Devign Vulnerability Detection - ML Baseline with Full Metrics and Visualizations
Complete working version with all imports and error handling
"""

import os
import csv
import sys
import numpy as np
import matplotlib.pyplot as plt
import seaborn as sns
from datasets import load_dataset
from sklearn.feature_extraction.text import CountVectorizer
from sklearn.model_selection import train_test_split
from sklearn.naive_bayes import MultinomialNB
from sklearn.linear_model import LogisticRegression
from sklearn.ensemble import RandomForestClassifier
from sklearn.metrics import (
    classification_report,
    accuracy_score,
    confusion_matrix,
    precision_recall_curve,
    average_precision_score
)
import xgboost as xgb

# Set plotting style
sns.set_style("whitegrid")
plt.rcParams['figure.figsize'] = (10, 6)
plt.rcParams['font.size'] = 12

# Configuration
TRAIN_SIZE = None  # None = use full dataset, or set to integer (e.g., 5000) for subset
MAX_FEATURES = 5000
TEST_SIZE = 0.2
RANDOM_STATE = 42
RESULTS_DIR = "ml_results_full_metrics"
PLOTS_DIR = "ml_plots"

# -----------------------------
# Step 1: Load Devign dataset
# -----------------------------
def load_data(train_size=TRAIN_SIZE):
    """Load and validate dataset"""
    try:
        print("Loading Devign dataset...")
        ds = load_dataset("DetectVul/devign")

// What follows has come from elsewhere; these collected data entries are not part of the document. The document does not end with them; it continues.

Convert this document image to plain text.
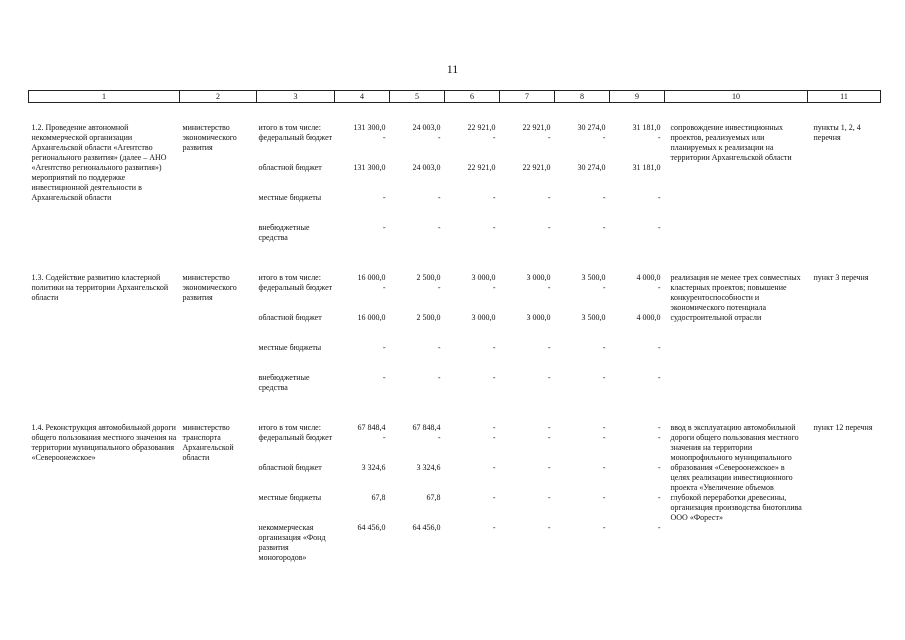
11
1	2	3	4	5	6	7	8	9	10	11
1.2. Проведение автономной некоммерческой организации Архангельской области «Агентство регионального развития» (далее – АНО «Агентство регионального развития») мероприятий по поддержке инвестиционной деятельности в Архангельской области	министерство экономического развития	итого в том числе:	131 300,0	24 003,0	22 921,0	22 921,0	30 274,0	31 181,0	сопровождение инвестиционных проектов, реализуемых или планируемых к реализации на территории Архангельской области	пункты 1, 2, 4 перечня
		федеральный бюджет	-	-	-	-	-	-		
		областной бюджет	131 300,0	24 003,0	22 921,0	22 921,0	30 274,0	31 181,0		
		местные бюджеты	-	-	-	-	-	-		
		внебюджетные средства	-	-	-	-	-	-		
1.3. Содействие развитию кластерной политики на территории Архангельской области	министерство экономического развития	итого в том числе:	16 000,0	2 500,0	3 000,0	3 000,0	3 500,0	4 000,0	реализация не менее трех совместных кластерных проектов; повышение конкурентоспособности и экономического потенциала судостроительной отрасли	пункт 3 перечня
		федеральный бюджет	-	-	-	-	-	-		
		областной бюджет	16 000,0	2 500,0	3 000,0	3 000,0	3 500,0	4 000,0		
		местные бюджеты	-	-	-	-	-	-		
		внебюджетные средства	-	-	-	-	-	-		
1.4. Реконструкция автомобильной дороги общего пользования местного значения на территории муниципального образования «Североонежское»	министерство транспорта Архангельской области	итого в том числе:	67 848,4	67 848,4	-	-	-	-	ввод в эксплуатацию автомобильной дороги общего пользования местного значения на территории монопрофильного муниципального образования «Североонежское» в целях реализации инвестиционного проекта «Увеличение объемов глубокой переработки древесины, организация производства биотоплива ООО «Форест»	пункт 12 перечня
		федеральный бюджет	-	-	-	-	-	-		
		областной бюджет	3 324,6	3 324,6	-	-	-	-		
		местные бюджеты	67,8	67,8	-	-	-	-		
		некоммерческая организация «Фонд развития моногородов»	64 456,0	64 456,0	-	-	-	-		
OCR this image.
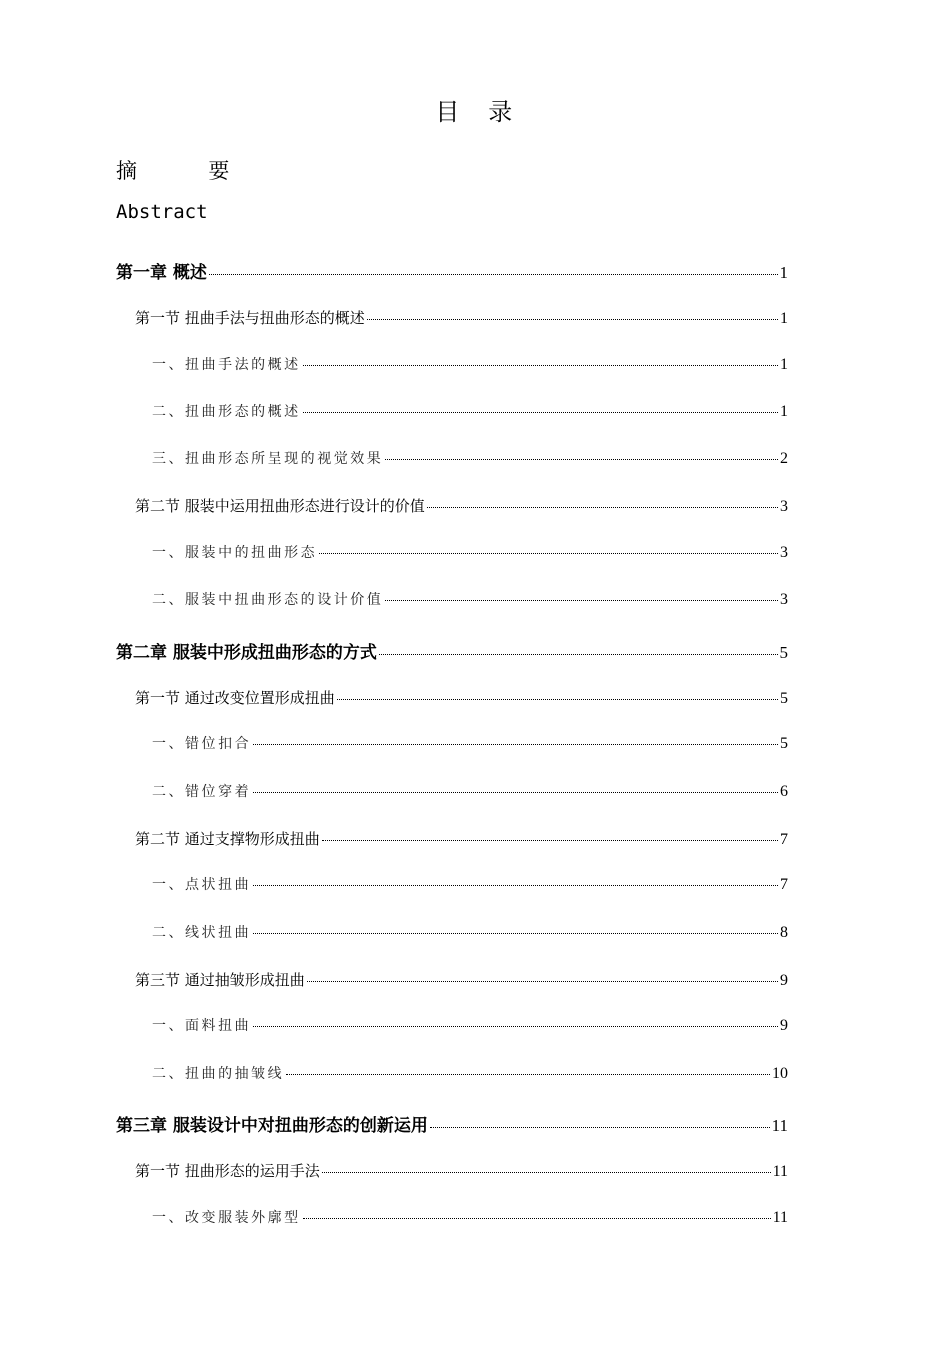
目　录
摘　要
Abstract
第一章 概述	1
第一节 扭曲手法与扭曲形态的概述	1
一、扭曲手法的概述	1
二、扭曲形态的概述	1
三、扭曲形态所呈现的视觉效果	2
第二节 服装中运用扭曲形态进行设计的价值	3
一、服装中的扭曲形态	3
二、服装中扭曲形态的设计价值	3
第二章 服装中形成扭曲形态的方式	5
第一节 通过改变位置形成扭曲	5
一、错位扣合	5
二、错位穿着	6
第二节 通过支撑物形成扭曲	7
一、点状扭曲	7
二、线状扭曲	8
第三节 通过抽皱形成扭曲	9
一、面料扭曲	9
二、扭曲的抽皱线	10
第三章 服装设计中对扭曲形态的创新运用	11
第一节 扭曲形态的运用手法	11
一、改变服装外廓型	11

        # Determine how many samples to use
        available_samples = len(ds['train'])

        if train_size is None:
            train_size = available_samples
            print(f"Using FULL dataset: {train_size} samples")
        else:
            if available_samples < train_size:
                print(f"Warning: Only {available_samples} samples available, using all.")
                train_size = available_samples
            else:
                print(f"Using subset: {train_size} of {available_samples} samples")

        X_text = ds['train']['func'][:train_size]

        # Handle label field - it might be 'label' or 'target'
        if 'target' in ds['train'].column_names:
            y = ds['train']['target'][:train_size]
        else:
            y = ds['train']['label'][:train_size]

        # Convert labels if they're lists
        if isinstance(y[0], list):
            y = [label[0] if isinstance(label, list) else label for label in y]

        # Convert to standard Python types
        y = [int(label) for label in y]

        # Validate we have both classes
        unique_labels = set(y)
        if len(unique_labels) < 2:
            raise ValueError(f"Dataset only contains one class: {unique_labels}")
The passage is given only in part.